Als nun der Erhabene sich gegen Abend aus der Zurückgezogenheit erhoben hatte, begab er sich zur Empfangshalle und setzte sich dort auf bereitetem Sitze nieder. Darauf sprach er also zu den Mönchen:

»Bei welcher Unterhaltung, ihr Mönche, sitzt ihr wohl beisammen? Welches Gespräch habt ihr unterbrochen?«

-»Nach Beendigung des Mahles, o Herr, saßen wir am Nachmittag in der Empfangshalle beisammen und führten allerhand niedrige Gespräche...«

»Für euch, o Mönche, die ihr aus Vertrauen vom Hause in die Hauslosigkeit gezogen seid, ziemt es sich wahrlich nicht, daß ihr allerhand niedrige Gespräche führt. Zehn Gegenstände für Gespräche gibt es, ihr Mönche. Welche zehn? Gespräche über Bescheidenheit, Genügsamkeit, Abgeschiedenheit, Weltabgewandtheit, Einsatz der Willenskraft, Sittlichkeit, Sammlung, Weisheit, Erlösung und Erkenntnisblick der Erlösung. Das, ihr Mönche, sind zehn (würdige) Gegenstände für Gespräche. Wollt ihr euch, o Mönche, bei euren Gesprächen stets an diese zehn Gegenstände halten, so möchtet ihr selbst das Licht von Sonne und Mond, der so hochmächtigen, hochgewaltigen, überstrahlen, gar nicht zu reden von jenen andersgläubigen Wanderketen.«


(*1) tiracchāna-kathā. Das Wort tiracchāna (Skr: tirascīna) bedeutet 'quer', 'horizontal' und ist im Pāli durchweg eine Bezeichnung für das Tier, als das horizontal und nicht aufrecht gerichtete Lebewesen. Demgemäß wird daher dieses Wort gewöhnlich auch in unserem Begriff tiracchānakathā aufgefaßt: als tierisches, d.i. niedriges Gespräch. Es mag aber sein, daß hier die wörtliche Bedeutung beabsichtigt ist. Böhtlingks Sanskrit-Wtb gibt für tirascīna: in die Quere gerichtet, waagerecht, zur Seite gewandt; und für tiras, u.a.: wider, abseits gerichtet, aus dem Wege. An diese Bedeutung mag der K zu unserer Stelle denken, wenn er erklärt: »Ein Gespräch, das nicht dem Entkommen (der Erlösung) dienlich ist und daher abseits (quer oder entgegengesetzt; tiracchāna-bhūtā) ist von den Wegen zu den Himmelswelten und zur Befreiung.« In diesem Sinne könnte unser Begriff mit »abwegige Gespräche« wiedergegeben werden. (Herausgeber)

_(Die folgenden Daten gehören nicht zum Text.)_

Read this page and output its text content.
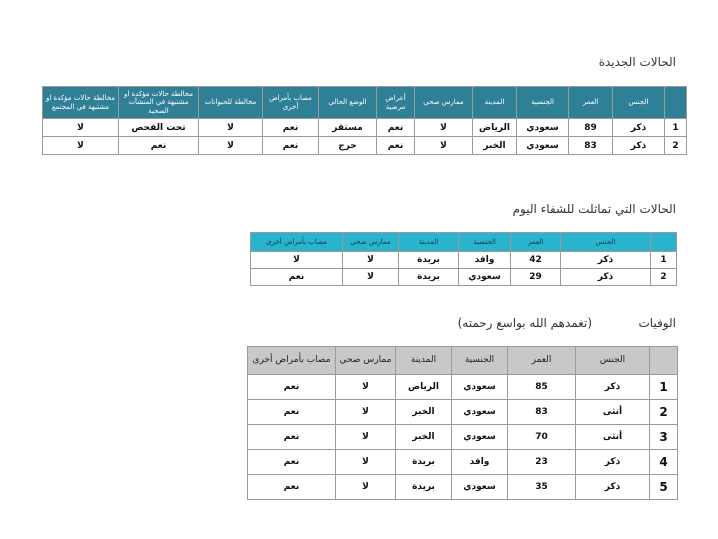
الحالات الجديدة
	الجنس	العمر	الجنسية	المدينة	ممارس صحي	أعراض مرضية	الوضع الحالي	مصاب بأمراض أخرى	مخالطة للحيوانات	مخالطة حالات مؤكدة او مشتبهة في المنشآت الصحية	مخالطة حالات مؤكدة او مشتبهة في المجتمع
1	ذكر	89	سعودي	الرياض	لا	نعم	مستقر	نعم	لا	تحت الفحص	لا
2	ذكر	83	سعودي	الخبر	لا	نعم	حرج	نعم	لا	نعم	لا
الحالات التي تماثلت للشفاء اليوم
	الجنس	العمر	الجنسية	المدينة	ممارس صحي	مصاب بأمراض أخرى
1	ذكر	42	وافد	بريدة	لا	لا
2	ذكر	29	سعودي	بريدة	لا	نعم
الوفيات
(تغمدهم الله بواسع رحمته)
	الجنس	العمر	الجنسية	المدينة	ممارس صحي	مصاب بأمراض أخرى
1	ذكر	85	سعودي	الرياض	لا	نعم
2	أنثى	83	سعودي	الخبر	لا	نعم
3	أنثى	70	سعودي	الخبر	لا	نعم
4	ذكر	23	وافد	بريدة	لا	نعم
5	ذكر	35	سعودي	بريدة	لا	نعم
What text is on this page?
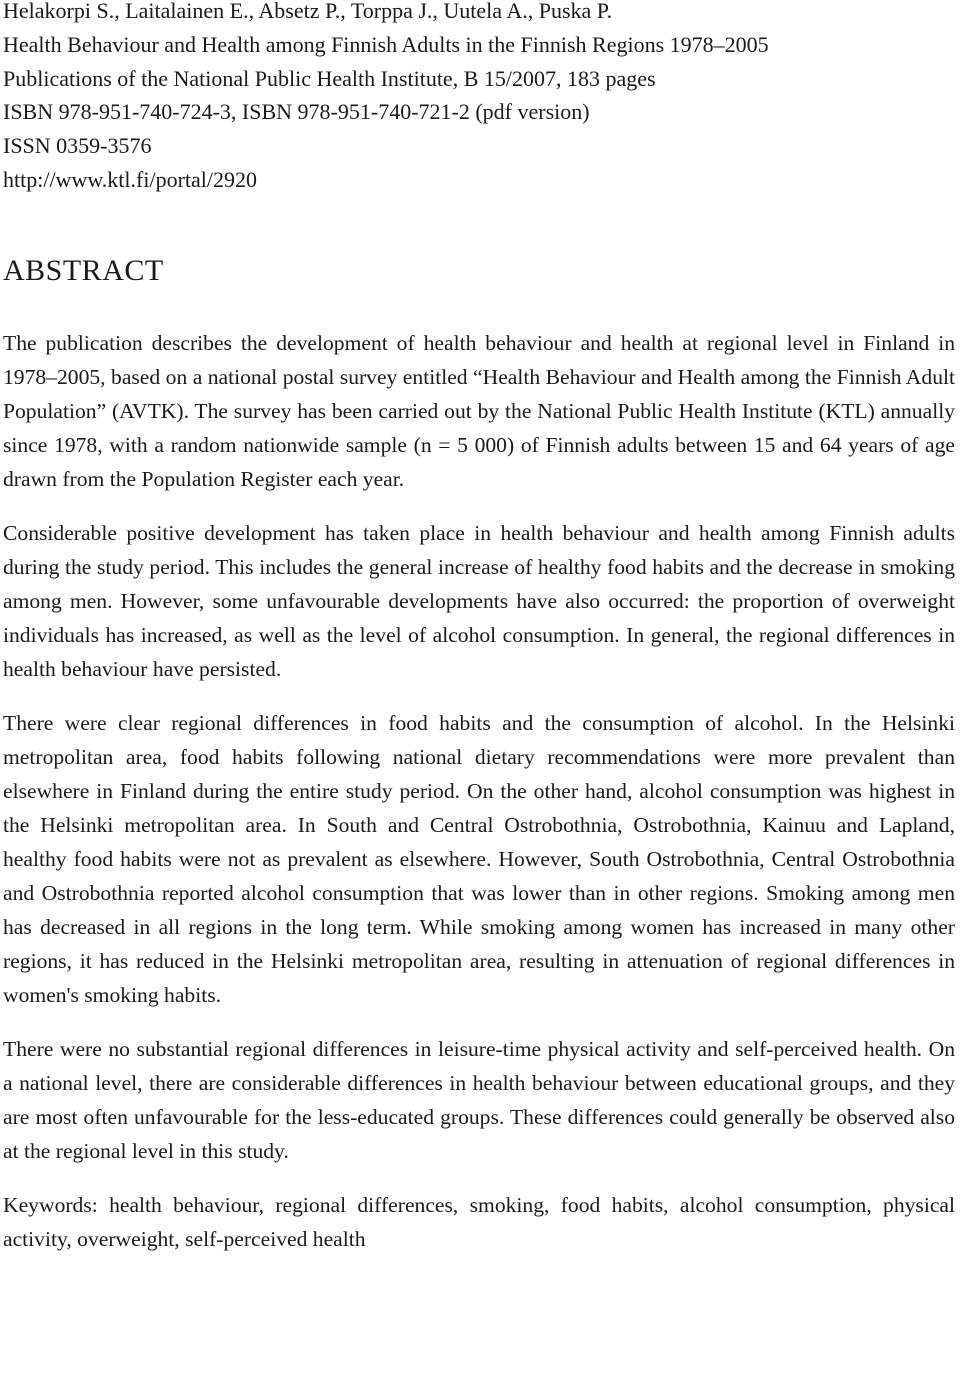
Helakorpi S., Laitalainen E., Absetz P., Torppa J., Uutela A., Puska P.
Health Behaviour and Health among Finnish Adults in the Finnish Regions 1978–2005
Publications of the National Public Health Institute, B 15/2007, 183 pages
ISBN 978-951-740-724-3, ISBN 978-951-740-721-2 (pdf version)
ISSN 0359-3576
http://www.ktl.fi/portal/2920
ABSTRACT

The publication describes the development of health behaviour and health at regional level in Finland in 1978–2005, based on a national postal survey entitled “Health Behaviour and Health among the Finnish Adult Population” (AVTK). The survey has been carried out by the National Public Health Institute (KTL) annually since 1978, with a random nationwide sample (n = 5 000) of Finnish adults between 15 and 64 years of age drawn from the Population Register each year.

Considerable positive development has taken place in health behaviour and health among Finnish adults during the study period. This includes the general increase of healthy food habits and the decrease in smoking among men. However, some unfavourable developments have also occurred: the proportion of overweight individuals has increased, as well as the level of alcohol consumption. In general, the regional differences in health behaviour have persisted.

There were clear regional differences in food habits and the consumption of alcohol. In the Helsinki metropolitan area, food habits following national dietary recommendations were more prevalent than elsewhere in Finland during the entire study period. On the other hand, alcohol consumption was highest in the Helsinki metropolitan area. In South and Central Ostrobothnia, Ostrobothnia, Kainuu and Lapland, healthy food habits were not as prevalent as elsewhere. However, South Ostrobothnia, Central Ostrobothnia and Ostrobothnia reported alcohol consumption that was lower than in other regions. Smoking among men has decreased in all regions in the long term. While smoking among women has increased in many other regions, it has reduced in the Helsinki metropolitan area, resulting in attenuation of regional differences in women's smoking habits.

There were no substantial regional differences in leisure-time physical activity and self-perceived health. On a national level, there are considerable differences in health behaviour between educational groups, and they are most often unfavourable for the less-educated groups. These differences could generally be observed also at the regional level in this study.

Keywords: health behaviour, regional differences, smoking, food habits, alcohol consumption, physical activity, overweight, self-perceived health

(*2) In den Kommentaren werden noch vier weitere niedrige Gespräche genannt, so daß sich die Zahl auf 32 erhöht, wie meist in der exegetischen Literatur erwähnt. Die vier zusätzlichen Gesprächsgegenstände sind: Gespräche über Sinnengenuß und Selbstkasteiung, Ewigkeitsglauben und Vernichtungsglauben.


A.X. 70 Grunde des Lobes

Zehn Gründe des Lobes gibt es, ihr Mönche. Welche zehn?

Da ist ein Mönch selber bescheiden, und über die Bescheidenheit führt er Gespräche mit den Mönchen. Daß er aber selber bescheiden ist und über die Bescheidenheit mit den anderen spricht, das ist ein Grund, ihn zu loben.

Er ist selber genügsam, abgeschieden, weltabgewandt, voller Willenskraft, sittenrein, geistig gesammelt, weise, teilhaft der Erlösung, teilhaft des Erkenntnisblickes der Erlösung; und er führt darüber Gespräche mit den Mönchen. Daß er aber selber diese Eigenschaften besitzt und über sie Gespräche mit den Mönchen führt, das ist ein Grund, ihn zu loben.

Diese zehn Gründe des Lobes gibt es, ihr Mönche.